UTF-8 based transformation output in .Net
by Pascal Opitz on August 17 2006, 11:38
Using XSL transformations in .Net I came accross the weird behaviour that my transformations would be UTF-16 encoded even though I specified UTF-8 in the <xsl:output />
tag.
This left me a bit speechless, and I was assuming that this only could be a .Net bug. After a bit of research, however, I found this to be a result of .Net being very specific about character encodings.
In my following example the StringWriter has the property Encoding set to System.Text.Encoding.UTF-16, hence the output charset will be UFT-16 as well, no matter what I specify as character set in the XSL.

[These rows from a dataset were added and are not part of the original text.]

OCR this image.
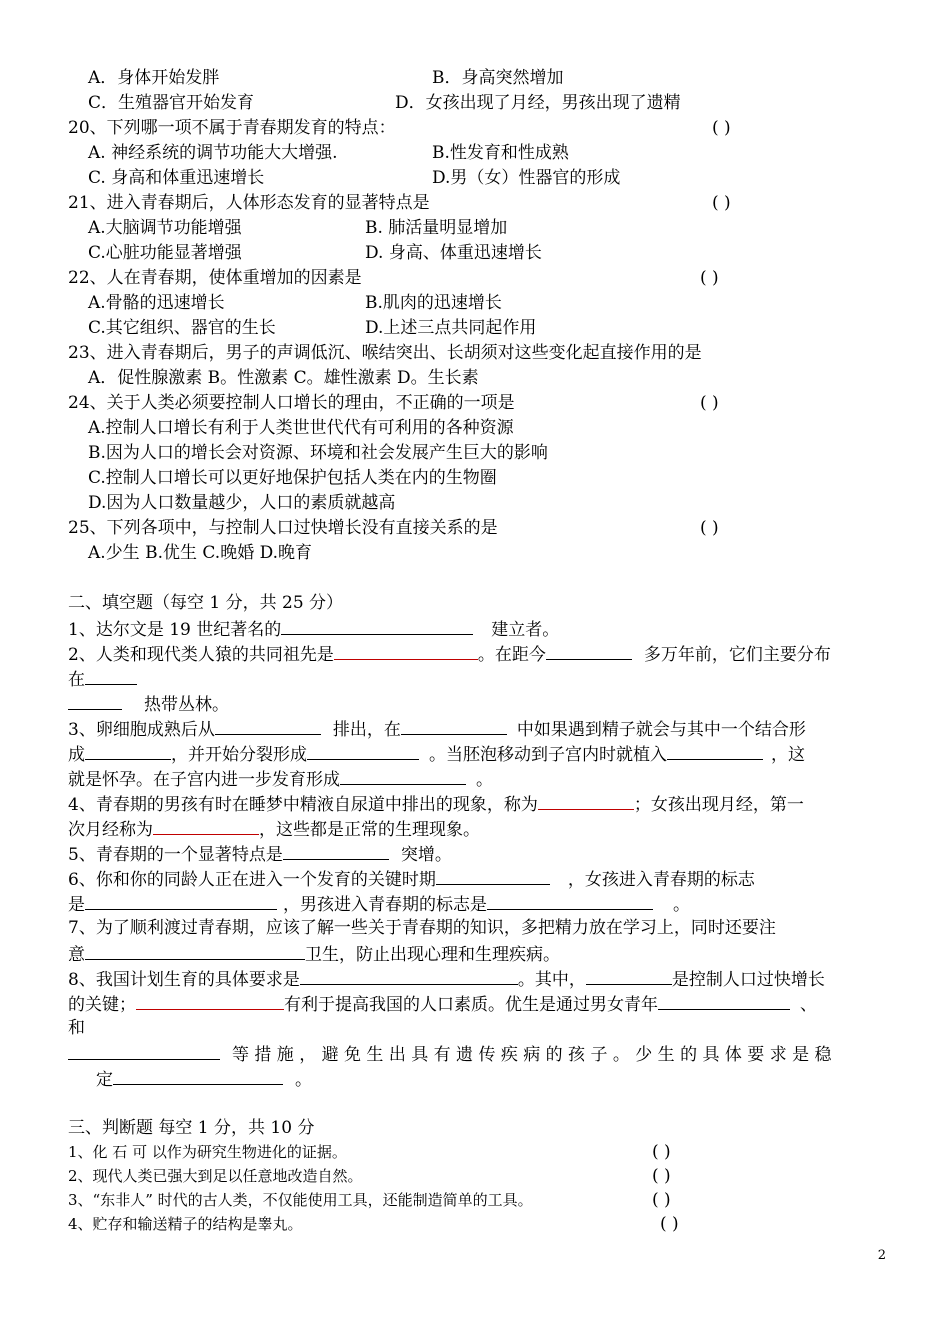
A．身体开始发胖	B．身高突然增加
C．生殖器官开始发育	D．女孩出现了月经，男孩出现了遗精
20、下列哪一项不属于青春期发育的特点：	( )
A. 神经系统的调节功能大大增强.	B.性发育和性成熟
C. 身高和体重迅速增长	D.男（女）性器官的形成
21、进入青春期后，人体形态发育的显著特点是	( )
A.大脑调节功能增强	B. 肺活量明显增加
C.心脏功能显著增强	D. 身高、体重迅速增长
22、人在青春期，使体重增加的因素是	( )
A.骨骼的迅速增长	B.肌肉的迅速增长
C.其它组织、器官的生长	D.上述三点共同起作用
23、进入青春期后，男子的声调低沉、喉结突出、长胡须对这些变化起直接作用的是
A．促性腺激素 B。性激素 C。雄性激素 D。生长素
24、关于人类必须要控制人口增长的理由，不正确的一项是	( )
A.控制人口增长有利于人类世世代代有可利用的各种资源
B.因为人口的增长会对资源、环境和社会发展产生巨大的影响
C.控制人口增长可以更好地保护包括人类在内的生物圈
D.因为人口数量越少，人口的素质就越高
25、下列各项中，与控制人口过快增长没有直接关系的是	( )
A.少生 B.优生 C.晚婚 D.晚育
二、填空题（每空 1 分，共 25 分）
1、达尔文是 19 世纪著名的	建立者。
2、人类和现代类人猿的共同祖先是	。在距今	多万年前，它们主要分布
在
热带丛林。
3、卵细胞成熟后从	排出，在	中如果遇到精子就会与其中一个结合形
成	，并开始分裂形成	。当胚泡移动到子宫内时就植入	，这
就是怀孕。在子宫内进一步发育形成	。
4、青春期的男孩有时在睡梦中精液自尿道中排出的现象，称为	；女孩出现月经，第一
次月经称为	，这些都是正常的生理现象。
5、青春期的一个显著特点是	突增。
6、你和你的同龄人正在进入一个发育的关键时期	，女孩进入青春期的标志
是	，男孩进入青春期的标志是	。
7、为了顺利渡过青春期，应该了解一些关于青春期的知识，多把精力放在学习上，同时还要注
意	卫生，防止出现心理和生理疾病。
8、我国计划生育的具体要求是	。其中，	是控制人口过快增长
的关键；	有利于提高我国的人口素质。优生是通过男女青年	、
和
等 措 施 ， 避 免 生 出 具 有 遗 传 疾 病 的 孩 子 。 少 生 的 具 体 要 求 是 稳
定	。
三、判断题 每空 1 分，共 10 分
1、化 石 可 以作为研究生物进化的证据。	( )
2、现代人类已强大到足以任意地改造自然。	( )
3、“东非人” 时代的古人类，不仅能使用工具，还能制造简单的工具。	( )
4、贮存和输送精子的结构是睾丸。	( )
2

XslTransform xslt = new XslTransform();
StringWriter output = new StringWriter();
xslt.Transform(xml, args, output);
String code_transformed = output.ToString();
Steven Livingstone pointed out that, since the encoding property of System.IO.StringWriter is a read only property, one has to provide a different Stream object to recieve the transformation output, if this is to be encoded in UTF-8:
XslTransform xslt = new XslTransform();
MemoryStream ms = new MemoryStream();
xslt.Transform(xml, args, ms);
ms.Position = 0;
StreamReader sr = new StreamReader(ms, Encoding.UTF8);
String code_transformed = sr.ReadToEnd();
Another possibility would be to extend the StringWriter class in order to make a different encoding possible, as suggested on Robert McLaws FunWithCoding.Net which would read as follows:
using System;
using System.IO;
using System.Text;
namespace MyAwesomeNamespace
{
public class StringWriterWithEncoding : StringWriter
{
private Encoding _enc;
public StringWriterWithEncoding(Encoding NewEncoding) : base()
{
_enc = NewEncoding;
}
public override System.Text.Encoding Encoding
{
get
{
return _enc;
}
}
}
}